# Centeral Heating is gonna make you fat!



## SilverBehemoth (Jan 26, 2011)

http://www.dailymail.co.uk/health/a...heating-making-fat-stop-burning-calories.html

According to 'scientist' having your house warm and cosy will make you add weight, so fuck your heat and be cold!


----------



## Iffy350 (Jan 27, 2011)

The dailymail is a rightwing scam site. Don't believe their bollocks, they lie all the time.


----------



## LizardKing (Jan 27, 2011)

You may as well have posted something from The Sun.


----------



## Zenia (Jan 27, 2011)

I'm fat anyway. =P


----------



## CannonFodder (Jan 27, 2011)

SilverBehemoth said:


> http://www.dailymail.co.uk/health/a...heating-making-fat-stop-burning-calories.html
> 
> According to 'scientist' having your house warm and cosy will make you add weight, so fuck your heat and be cold!

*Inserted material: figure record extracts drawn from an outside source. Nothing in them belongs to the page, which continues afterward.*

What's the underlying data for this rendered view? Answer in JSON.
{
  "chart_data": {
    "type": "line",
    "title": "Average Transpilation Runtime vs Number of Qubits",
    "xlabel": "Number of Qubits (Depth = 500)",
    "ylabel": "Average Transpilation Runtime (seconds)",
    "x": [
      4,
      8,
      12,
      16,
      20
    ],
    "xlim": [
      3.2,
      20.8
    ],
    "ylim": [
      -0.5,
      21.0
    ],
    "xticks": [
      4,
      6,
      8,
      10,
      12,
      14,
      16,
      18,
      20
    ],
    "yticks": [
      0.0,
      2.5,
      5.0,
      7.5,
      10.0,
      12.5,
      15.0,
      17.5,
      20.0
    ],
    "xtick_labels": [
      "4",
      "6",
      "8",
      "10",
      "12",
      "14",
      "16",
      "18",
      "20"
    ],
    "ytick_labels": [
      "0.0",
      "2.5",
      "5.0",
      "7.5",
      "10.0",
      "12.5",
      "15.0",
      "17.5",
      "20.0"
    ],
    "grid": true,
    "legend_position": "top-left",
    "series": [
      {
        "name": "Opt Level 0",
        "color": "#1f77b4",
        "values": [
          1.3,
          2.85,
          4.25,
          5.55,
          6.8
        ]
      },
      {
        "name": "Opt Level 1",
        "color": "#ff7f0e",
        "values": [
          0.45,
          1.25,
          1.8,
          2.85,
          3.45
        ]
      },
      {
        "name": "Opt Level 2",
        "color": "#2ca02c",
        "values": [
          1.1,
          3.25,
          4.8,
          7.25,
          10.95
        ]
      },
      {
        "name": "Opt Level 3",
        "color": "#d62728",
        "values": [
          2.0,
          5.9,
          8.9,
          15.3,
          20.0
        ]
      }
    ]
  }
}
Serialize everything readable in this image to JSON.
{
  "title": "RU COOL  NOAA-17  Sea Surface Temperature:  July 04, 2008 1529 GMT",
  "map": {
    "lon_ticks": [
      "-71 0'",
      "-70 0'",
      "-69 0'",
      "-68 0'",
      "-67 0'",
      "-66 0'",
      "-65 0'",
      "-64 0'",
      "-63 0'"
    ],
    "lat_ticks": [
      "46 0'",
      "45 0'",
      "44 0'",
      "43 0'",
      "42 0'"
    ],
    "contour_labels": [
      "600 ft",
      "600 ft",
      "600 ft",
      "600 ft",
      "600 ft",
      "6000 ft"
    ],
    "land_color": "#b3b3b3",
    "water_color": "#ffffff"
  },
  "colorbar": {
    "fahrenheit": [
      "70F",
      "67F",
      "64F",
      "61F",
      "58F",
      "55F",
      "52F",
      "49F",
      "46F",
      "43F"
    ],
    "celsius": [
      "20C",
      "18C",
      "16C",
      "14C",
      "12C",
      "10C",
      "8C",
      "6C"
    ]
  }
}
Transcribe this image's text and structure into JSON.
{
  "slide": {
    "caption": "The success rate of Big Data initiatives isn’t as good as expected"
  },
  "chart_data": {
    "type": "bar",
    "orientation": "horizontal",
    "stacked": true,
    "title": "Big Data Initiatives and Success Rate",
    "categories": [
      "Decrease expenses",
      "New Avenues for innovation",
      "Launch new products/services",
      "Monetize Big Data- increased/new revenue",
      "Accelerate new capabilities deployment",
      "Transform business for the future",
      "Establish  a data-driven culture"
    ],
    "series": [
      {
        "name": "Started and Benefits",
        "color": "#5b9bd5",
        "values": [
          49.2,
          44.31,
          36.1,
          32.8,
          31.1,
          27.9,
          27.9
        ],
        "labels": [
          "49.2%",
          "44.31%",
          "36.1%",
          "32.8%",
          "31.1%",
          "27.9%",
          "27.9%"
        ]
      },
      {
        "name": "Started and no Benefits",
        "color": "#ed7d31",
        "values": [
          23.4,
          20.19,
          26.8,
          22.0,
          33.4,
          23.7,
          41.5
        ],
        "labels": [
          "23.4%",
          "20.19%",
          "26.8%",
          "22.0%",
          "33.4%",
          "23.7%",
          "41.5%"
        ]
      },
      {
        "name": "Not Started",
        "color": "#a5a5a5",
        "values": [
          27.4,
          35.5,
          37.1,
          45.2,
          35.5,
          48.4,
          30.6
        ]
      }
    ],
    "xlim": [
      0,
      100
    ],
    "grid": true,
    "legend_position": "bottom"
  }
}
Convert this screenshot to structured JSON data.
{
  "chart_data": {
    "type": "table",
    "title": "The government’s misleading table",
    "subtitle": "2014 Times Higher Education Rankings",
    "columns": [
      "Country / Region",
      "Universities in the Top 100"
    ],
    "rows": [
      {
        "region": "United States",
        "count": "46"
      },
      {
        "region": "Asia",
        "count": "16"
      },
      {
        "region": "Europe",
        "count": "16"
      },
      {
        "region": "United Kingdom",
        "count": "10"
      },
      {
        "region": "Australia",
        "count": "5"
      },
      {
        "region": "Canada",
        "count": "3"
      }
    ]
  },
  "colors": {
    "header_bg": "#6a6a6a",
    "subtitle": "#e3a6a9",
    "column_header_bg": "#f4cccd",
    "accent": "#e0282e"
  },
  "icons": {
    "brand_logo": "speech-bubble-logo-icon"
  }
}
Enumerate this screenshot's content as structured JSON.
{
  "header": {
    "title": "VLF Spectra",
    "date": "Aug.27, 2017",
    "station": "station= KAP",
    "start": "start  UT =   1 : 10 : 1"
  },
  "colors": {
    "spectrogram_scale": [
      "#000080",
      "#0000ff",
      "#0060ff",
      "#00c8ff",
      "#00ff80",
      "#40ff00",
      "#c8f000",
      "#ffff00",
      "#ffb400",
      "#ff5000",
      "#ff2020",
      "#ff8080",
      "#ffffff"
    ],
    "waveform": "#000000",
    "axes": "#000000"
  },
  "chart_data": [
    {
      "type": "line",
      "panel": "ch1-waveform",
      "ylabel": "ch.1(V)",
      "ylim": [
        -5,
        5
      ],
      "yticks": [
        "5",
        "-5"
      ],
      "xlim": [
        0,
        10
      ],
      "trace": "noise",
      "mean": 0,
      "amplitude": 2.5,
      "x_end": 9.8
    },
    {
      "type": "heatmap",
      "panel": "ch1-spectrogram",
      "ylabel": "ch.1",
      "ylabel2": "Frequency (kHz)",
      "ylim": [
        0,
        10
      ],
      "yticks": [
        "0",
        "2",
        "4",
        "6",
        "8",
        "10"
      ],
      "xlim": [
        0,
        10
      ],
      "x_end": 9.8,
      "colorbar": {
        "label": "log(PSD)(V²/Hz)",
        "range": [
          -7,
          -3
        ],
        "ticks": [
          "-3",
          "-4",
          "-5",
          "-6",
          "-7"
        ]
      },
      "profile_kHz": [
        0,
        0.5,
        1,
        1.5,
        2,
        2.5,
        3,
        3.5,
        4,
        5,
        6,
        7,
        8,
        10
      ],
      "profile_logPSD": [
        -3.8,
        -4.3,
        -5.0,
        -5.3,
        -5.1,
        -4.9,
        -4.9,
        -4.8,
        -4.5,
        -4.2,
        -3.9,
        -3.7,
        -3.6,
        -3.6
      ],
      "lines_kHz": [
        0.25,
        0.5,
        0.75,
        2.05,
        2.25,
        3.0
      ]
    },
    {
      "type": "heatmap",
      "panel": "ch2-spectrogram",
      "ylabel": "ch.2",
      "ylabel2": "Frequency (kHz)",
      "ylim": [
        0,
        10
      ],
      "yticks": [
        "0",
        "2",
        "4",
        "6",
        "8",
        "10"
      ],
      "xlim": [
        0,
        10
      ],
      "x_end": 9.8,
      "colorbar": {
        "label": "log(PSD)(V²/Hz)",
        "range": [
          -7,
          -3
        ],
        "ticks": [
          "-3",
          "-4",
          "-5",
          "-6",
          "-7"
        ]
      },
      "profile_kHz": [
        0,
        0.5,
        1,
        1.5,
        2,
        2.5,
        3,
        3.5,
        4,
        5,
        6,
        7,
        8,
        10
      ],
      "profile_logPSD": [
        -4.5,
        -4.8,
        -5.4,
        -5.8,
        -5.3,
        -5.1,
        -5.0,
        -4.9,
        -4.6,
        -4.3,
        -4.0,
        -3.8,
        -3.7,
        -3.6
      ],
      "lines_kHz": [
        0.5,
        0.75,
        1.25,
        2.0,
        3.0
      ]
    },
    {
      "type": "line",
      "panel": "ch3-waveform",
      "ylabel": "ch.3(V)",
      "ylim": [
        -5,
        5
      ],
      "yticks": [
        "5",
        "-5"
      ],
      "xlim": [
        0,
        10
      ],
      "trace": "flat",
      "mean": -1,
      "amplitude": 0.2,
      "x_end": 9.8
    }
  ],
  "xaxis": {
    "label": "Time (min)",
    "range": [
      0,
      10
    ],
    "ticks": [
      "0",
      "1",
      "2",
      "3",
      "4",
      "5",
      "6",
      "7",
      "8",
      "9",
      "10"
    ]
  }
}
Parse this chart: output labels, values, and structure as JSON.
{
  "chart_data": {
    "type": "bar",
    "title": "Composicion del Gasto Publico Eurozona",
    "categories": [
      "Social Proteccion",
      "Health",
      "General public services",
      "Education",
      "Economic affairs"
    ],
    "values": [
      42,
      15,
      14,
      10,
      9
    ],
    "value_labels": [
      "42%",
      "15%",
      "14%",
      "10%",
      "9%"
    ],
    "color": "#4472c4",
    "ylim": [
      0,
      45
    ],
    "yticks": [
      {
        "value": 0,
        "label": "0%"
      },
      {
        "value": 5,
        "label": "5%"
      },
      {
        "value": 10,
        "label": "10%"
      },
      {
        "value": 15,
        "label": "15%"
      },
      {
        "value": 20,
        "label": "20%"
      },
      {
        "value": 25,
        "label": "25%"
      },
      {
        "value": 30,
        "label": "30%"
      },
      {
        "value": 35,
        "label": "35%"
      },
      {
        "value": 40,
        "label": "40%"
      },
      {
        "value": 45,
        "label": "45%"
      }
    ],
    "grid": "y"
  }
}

 Actually being in the cold makes your body have to work more to keep your body temperature up.


----------



## Riavis (Jan 27, 2011)

I'm that asshole everyone hates that can't get fat no matter what. Bring it on


----------



## Joeyyy (Jan 27, 2011)

The breath I see when Im in my room must be pure calories... :V


----------



## CannonFodder (Jan 27, 2011)

Riavis said:


> I'm that asshole everyone hates that can't get fat no matter what. Bring it on


 HIgh-five another one here!


----------



## Riavis (Jan 27, 2011)

CannonFodder said:


> HIgh-five another one here!



*high-five to secret skinny guy handshake*


----------



## cad (Jan 27, 2011)

I'm never going to get fat, anyway. No matter what happens, I'm always tall and skinny.


----------



## Monster. (Jan 27, 2011)

I'm already a size 16, what the hell do I care? When I'm cold, I need some goddamn heat.


----------



## Catilda Lily (Jan 27, 2011)

If that is how it works than I will be a size zero come summer. It's freezing in my dorm room and I have no way to turn up the heat.


----------



## SilverBehemoth (Jan 27, 2011)

LizardKing said:


> You may as well have posted something from The Sun.


 
I'll probably do that next time, I just decided to post it cause it was ridiculous, and yeah just being the dailymail. I'll enjoy my heat anyways, since I'm already on the big side.


----------



## Lobar (Jan 27, 2011)

LizardKing said:


> You may as well have posted something from The Sun.


 
Please, that's really an unfair shot at the journalistic integrity of The Sun.


----------



## Vo (Jan 27, 2011)

This applies also to air conditioning. Cracked is obviously a good authority on this subject. Besides, it seems self-evident that Real Men don't need climate control.


----------